Quando o navio “Endurance” fica preso entre dois icebergs, pelos quais acaba
esmagado e naufraga, o grupo permanece sobre uma placa de gelo flutuante (banquisa),
entregue à própria sorte e nas mais precárias condições. Depois de meses e
variadas tentativas desesperadas de fuga, são levados pelos ventos e as
correntes marítimas até que as banquisas se partem e conseguem navegar nos
barcos salva-vidas retirados do navio rumo à inóspita Ilha Elephant. Dali, um
grupo de seis homens, sob a chefia de Shackleton, decide buscar socorro, numa
tentativa desesperada, atravessando num pequeno barco um trecho de 800
quilômetros através da temida Passagem de Drake, onde as ondas são gigantescas e
os ventos de furacão. Chegando, por fim, à Ilha Geórgia do Sul, de onde havia
partido a expedição, fazem a travessia dela a pé, percorrendo um território
jamais pisado pelo homem e que se encontrava em branco nos mapas.
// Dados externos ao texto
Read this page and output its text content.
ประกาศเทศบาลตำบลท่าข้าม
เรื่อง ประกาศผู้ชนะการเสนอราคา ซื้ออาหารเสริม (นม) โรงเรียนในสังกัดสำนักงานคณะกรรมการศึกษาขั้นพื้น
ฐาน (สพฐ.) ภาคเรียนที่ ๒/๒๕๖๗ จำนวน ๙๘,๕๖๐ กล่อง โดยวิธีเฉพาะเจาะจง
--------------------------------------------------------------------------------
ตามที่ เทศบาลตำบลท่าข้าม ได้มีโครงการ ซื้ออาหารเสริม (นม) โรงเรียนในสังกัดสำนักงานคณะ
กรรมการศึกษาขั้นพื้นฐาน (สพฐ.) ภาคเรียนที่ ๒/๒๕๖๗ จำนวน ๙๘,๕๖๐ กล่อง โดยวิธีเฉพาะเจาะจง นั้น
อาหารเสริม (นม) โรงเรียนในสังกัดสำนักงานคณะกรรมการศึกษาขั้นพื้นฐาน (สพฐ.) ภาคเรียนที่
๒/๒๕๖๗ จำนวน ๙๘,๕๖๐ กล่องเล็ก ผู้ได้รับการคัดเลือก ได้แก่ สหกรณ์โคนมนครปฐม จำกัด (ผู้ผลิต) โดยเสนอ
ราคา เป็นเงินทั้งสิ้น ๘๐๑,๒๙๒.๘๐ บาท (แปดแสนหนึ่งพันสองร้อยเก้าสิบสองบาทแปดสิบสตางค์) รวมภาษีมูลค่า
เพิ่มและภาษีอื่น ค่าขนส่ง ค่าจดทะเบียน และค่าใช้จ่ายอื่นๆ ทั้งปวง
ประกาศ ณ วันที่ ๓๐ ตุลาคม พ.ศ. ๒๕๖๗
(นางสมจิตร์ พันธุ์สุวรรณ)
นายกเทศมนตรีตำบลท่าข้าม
Vencendo
obstáculos inacreditáveis, atravessam a ilha até chegar a uma estação baleeira,
de onde voltaram para resgatar os companheiros que ficaram para trás e já haviam
perdido qualquer esperança. A travessia dessa ilha só seria repetida por uma
equipe preparada e apetrechada mais de 40 anos mais tarde.
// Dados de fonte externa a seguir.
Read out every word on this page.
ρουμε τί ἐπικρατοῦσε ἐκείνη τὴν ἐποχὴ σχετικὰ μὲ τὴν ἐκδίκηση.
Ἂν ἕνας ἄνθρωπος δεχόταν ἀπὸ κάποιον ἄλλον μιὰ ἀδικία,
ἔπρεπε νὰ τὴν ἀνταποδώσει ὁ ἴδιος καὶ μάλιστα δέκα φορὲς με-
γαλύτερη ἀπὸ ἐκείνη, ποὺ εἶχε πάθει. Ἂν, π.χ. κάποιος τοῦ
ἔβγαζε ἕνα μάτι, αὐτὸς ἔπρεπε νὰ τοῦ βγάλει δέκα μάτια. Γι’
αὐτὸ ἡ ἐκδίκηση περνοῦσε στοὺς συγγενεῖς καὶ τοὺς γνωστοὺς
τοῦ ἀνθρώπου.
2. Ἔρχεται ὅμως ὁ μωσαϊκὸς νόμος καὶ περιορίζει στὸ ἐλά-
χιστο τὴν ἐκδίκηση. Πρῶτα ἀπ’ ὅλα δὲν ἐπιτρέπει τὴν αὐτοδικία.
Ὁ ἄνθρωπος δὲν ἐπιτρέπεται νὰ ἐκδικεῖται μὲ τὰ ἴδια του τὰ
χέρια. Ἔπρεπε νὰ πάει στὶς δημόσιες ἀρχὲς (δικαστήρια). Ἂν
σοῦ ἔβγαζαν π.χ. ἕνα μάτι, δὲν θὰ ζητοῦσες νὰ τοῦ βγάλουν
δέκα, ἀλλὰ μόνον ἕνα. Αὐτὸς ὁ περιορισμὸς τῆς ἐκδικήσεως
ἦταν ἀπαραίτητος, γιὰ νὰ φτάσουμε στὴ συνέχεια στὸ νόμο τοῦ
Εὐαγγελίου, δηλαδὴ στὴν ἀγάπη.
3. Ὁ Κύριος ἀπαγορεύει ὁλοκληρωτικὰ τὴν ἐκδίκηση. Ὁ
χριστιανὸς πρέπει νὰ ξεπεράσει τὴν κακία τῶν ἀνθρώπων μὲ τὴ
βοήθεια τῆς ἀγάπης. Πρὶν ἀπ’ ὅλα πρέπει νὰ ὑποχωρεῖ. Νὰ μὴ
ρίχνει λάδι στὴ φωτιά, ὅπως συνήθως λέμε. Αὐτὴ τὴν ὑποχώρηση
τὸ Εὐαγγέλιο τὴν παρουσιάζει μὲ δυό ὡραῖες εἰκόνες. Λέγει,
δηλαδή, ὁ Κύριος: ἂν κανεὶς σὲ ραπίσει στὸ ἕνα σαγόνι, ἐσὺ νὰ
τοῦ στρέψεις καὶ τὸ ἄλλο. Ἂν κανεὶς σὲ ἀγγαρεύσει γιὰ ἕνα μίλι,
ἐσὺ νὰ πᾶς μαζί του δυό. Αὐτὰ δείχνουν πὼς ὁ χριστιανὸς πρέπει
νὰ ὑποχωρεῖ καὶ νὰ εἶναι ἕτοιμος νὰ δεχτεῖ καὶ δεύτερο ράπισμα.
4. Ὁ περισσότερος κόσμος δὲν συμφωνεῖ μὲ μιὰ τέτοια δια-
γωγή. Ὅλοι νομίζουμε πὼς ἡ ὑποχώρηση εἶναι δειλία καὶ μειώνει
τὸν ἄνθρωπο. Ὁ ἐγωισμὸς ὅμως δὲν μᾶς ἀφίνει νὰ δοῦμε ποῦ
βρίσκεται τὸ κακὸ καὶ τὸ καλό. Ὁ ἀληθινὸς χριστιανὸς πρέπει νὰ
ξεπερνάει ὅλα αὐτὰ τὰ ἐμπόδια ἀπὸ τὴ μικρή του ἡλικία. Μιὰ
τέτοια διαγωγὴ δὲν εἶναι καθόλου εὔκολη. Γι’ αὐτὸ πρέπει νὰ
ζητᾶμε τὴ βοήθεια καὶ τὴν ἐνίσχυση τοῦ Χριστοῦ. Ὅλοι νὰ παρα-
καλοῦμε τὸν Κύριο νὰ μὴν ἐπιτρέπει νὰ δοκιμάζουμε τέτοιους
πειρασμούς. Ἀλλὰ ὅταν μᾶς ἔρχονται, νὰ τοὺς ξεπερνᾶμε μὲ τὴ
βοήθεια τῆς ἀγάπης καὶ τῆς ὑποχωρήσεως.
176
Essa, no entanto, não foi a única aventura de Shacleton nos mares gelados do
sul. Antes dela já havia participado da expedição de Robert Falcom Scott e
depois chefiado a sua própria, em 1908, denominada Expedição Britânica à
Antártica, relatada em minúcias no absorvente livro “A Expedição Esquecida de
Shacleton”, de Beau Riffenbourgh (Planeta – S. Paulo – 2004). Embarcados no
pequeno navio Nimrod, caminharam sem cansaço no rumo do Pólo Sul, divididos em
pequenos grupos, chegando pela primeira vez a uma distância de 150 quilômetros
do objetivo, de onde tiveram que retornar, contrariados e frustrados, em virtude
da falta de comida para a volta. Padeceram tanta fome que ficaram esqueléticos,
com mãos tão magras que semelhavam garras. Fincaram, como pioneiros, a bandeira
britânica no Pólo, subiram ao Monte Erebus, um vulcão ativo, colheram quantidade
de materiais para pesquisas científicas e desvendaram caminhos antes
desconhecidos, abrindo as portas para novas expedições. Tiraram incontáveis
fotografias, reproduziram as paisagens em desenhos, traçaram mapas e escreveram
relatos minuciosos. Apesar do aparente fracasso por não alcançarem a meta
principal, os resultados científicos e práticos da expedição foram
consideráveis.
Retornado à Inglaterra, Shackleton foi recebido como herói e aclamado pelas
multidões. Mereceu título de nobreza, fez incontáveis palestras em diversos
países e foi alvo de muitas homenagens. Seus companheiros também receberam
homenagens e quase todos se destacaram nas atividades da vida civil. Shacketon
escreveu um livro sobre a jornada, em dois volumes, que teve invulgar aceitação.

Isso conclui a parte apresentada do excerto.